III. To determine the frequency, severity, and tolerability of adverse events of mFOLFIRINOX
with PEGPH20.
TERTIARY OBJECTIVES:
I. To explore the correlation of maximum decrease in cancer antigen (CA) 19-9 levels and time
to maximum decrease in CA 19-9 levels with overall survival, progression-free survival and
response.
II. To explore the correlation of plasma hyaluronan (HA) and tumor expression of HA with
overall survival, progression-free survival and response.
OUTLINE: This is a phase I, dose de-escalation study of pegylated recombinant human
hyaluronidase followed by a randomized phase II study.

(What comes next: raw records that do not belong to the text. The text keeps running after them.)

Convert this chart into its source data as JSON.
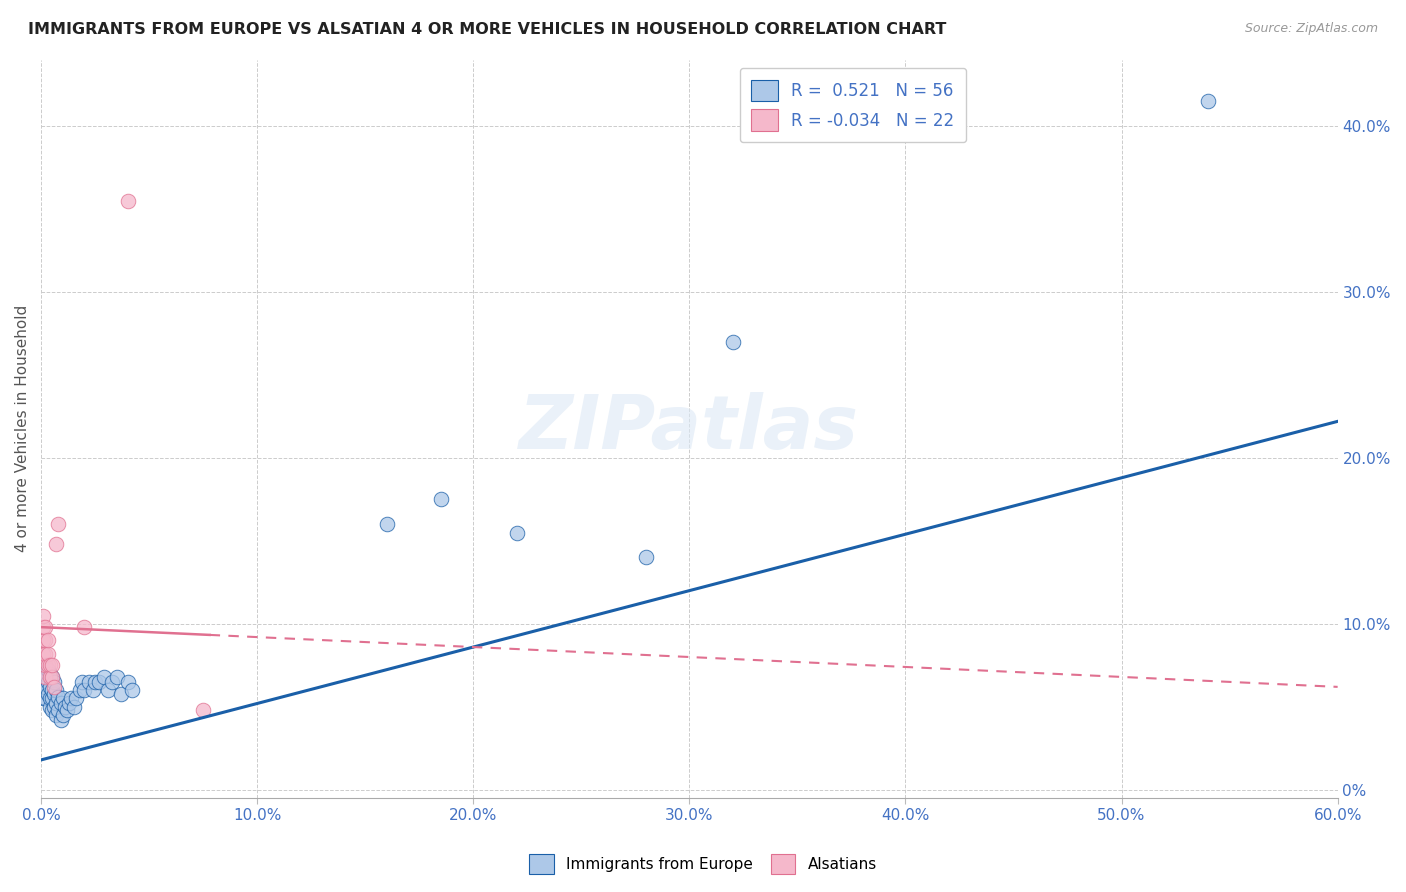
{
  "title": "IMMIGRANTS FROM EUROPE VS ALSATIAN 4 OR MORE VEHICLES IN HOUSEHOLD CORRELATION CHART",
  "source": "Source: ZipAtlas.com",
  "ylabel": "4 or more Vehicles in Household",
  "xmin": 0.0,
  "xmax": 0.6,
  "ymin": -0.005,
  "ymax": 0.44,
  "blue_R": 0.521,
  "blue_N": 56,
  "pink_R": -0.034,
  "pink_N": 22,
  "blue_color": "#adc8e8",
  "pink_color": "#f5b8cb",
  "blue_line_color": "#1a5fa8",
  "pink_line_color": "#e07090",
  "background_color": "#ffffff",
  "watermark_text": "ZIPatlas",
  "blue_points_x": [
    0.001,
    0.001,
    0.001,
    0.002,
    0.002,
    0.002,
    0.002,
    0.003,
    0.003,
    0.003,
    0.004,
    0.004,
    0.004,
    0.004,
    0.005,
    0.005,
    0.005,
    0.005,
    0.006,
    0.006,
    0.006,
    0.007,
    0.007,
    0.007,
    0.008,
    0.008,
    0.009,
    0.009,
    0.01,
    0.01,
    0.011,
    0.012,
    0.013,
    0.014,
    0.015,
    0.016,
    0.018,
    0.019,
    0.02,
    0.022,
    0.024,
    0.025,
    0.027,
    0.029,
    0.031,
    0.033,
    0.035,
    0.037,
    0.04,
    0.042,
    0.16,
    0.185,
    0.22,
    0.28,
    0.32,
    0.54
  ],
  "blue_points_y": [
    0.055,
    0.06,
    0.068,
    0.055,
    0.062,
    0.07,
    0.075,
    0.058,
    0.065,
    0.072,
    0.05,
    0.055,
    0.062,
    0.07,
    0.048,
    0.055,
    0.06,
    0.068,
    0.05,
    0.058,
    0.065,
    0.045,
    0.052,
    0.06,
    0.048,
    0.056,
    0.042,
    0.052,
    0.045,
    0.055,
    0.05,
    0.048,
    0.052,
    0.055,
    0.05,
    0.055,
    0.06,
    0.065,
    0.06,
    0.065,
    0.06,
    0.065,
    0.065,
    0.068,
    0.06,
    0.065,
    0.068,
    0.058,
    0.065,
    0.06,
    0.16,
    0.175,
    0.155,
    0.14,
    0.27,
    0.415
  ],
  "pink_points_x": [
    0.001,
    0.001,
    0.001,
    0.001,
    0.002,
    0.002,
    0.002,
    0.002,
    0.002,
    0.003,
    0.003,
    0.003,
    0.004,
    0.004,
    0.005,
    0.005,
    0.006,
    0.007,
    0.008,
    0.02,
    0.04,
    0.075
  ],
  "pink_points_y": [
    0.082,
    0.09,
    0.098,
    0.105,
    0.068,
    0.075,
    0.082,
    0.09,
    0.098,
    0.075,
    0.082,
    0.09,
    0.068,
    0.075,
    0.068,
    0.075,
    0.062,
    0.148,
    0.16,
    0.098,
    0.355,
    0.048
  ],
  "blue_intercept": 0.018,
  "blue_slope": 0.34,
  "pink_intercept": 0.098,
  "pink_slope": -0.06,
  "xtick_vals": [
    0.0,
    0.1,
    0.2,
    0.3,
    0.4,
    0.5,
    0.6
  ],
  "ytick_right_vals": [
    0.0,
    0.1,
    0.2,
    0.3,
    0.4
  ],
  "ytick_right_labels": [
    "0%",
    "10.0%",
    "20.0%",
    "30.0%",
    "40.0%"
  ]
}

PHASE I: Patients receive pegylated recombinant human hyaluronidase intravenously (IV) over
10 minutes on day 1*; oxaliplatin IV over 2 hours, leucovorin calcium IV over 2 hours, and
irinotecan hydrochloride IV over 1.5 hours on day 2; and fluorouracil IV over 46 hours on
days 2-4. Courses repeat every 14 days in the absence of disease progression or unacceptable
toxicity.
PHASE II: Patients are randomized to 1 of 2 treatment arms.
ARM I: Patients receive oxaliplatin IV over 2 hours, leucovorin calcium IV over 2 hours, and
irinotecan hydrochloride IV over 1.5 hours on day 2, and fluorouracil IV over 46 hours on
days 2-4. Courses repeat every 14 days in the absence of disease progression or unacceptable
toxicity.
ARM II: Patients receive pegylated recombinant human hyaluronidase IV over 10 minutes on day
1* and oxaliplatin, leucovorin calcium, irinotecan hydrochloride, and fluorouracil as in Arm
I. Courses repeat every 14 days in the absence of disease progression or unacceptable
toxicity.
*NOTE: Some patients also receive pegylated recombinant human hyaluronidase on day 3 or 4 of
courses 1 and 2.
After completion of study treatment, patients are followed up for 3 years.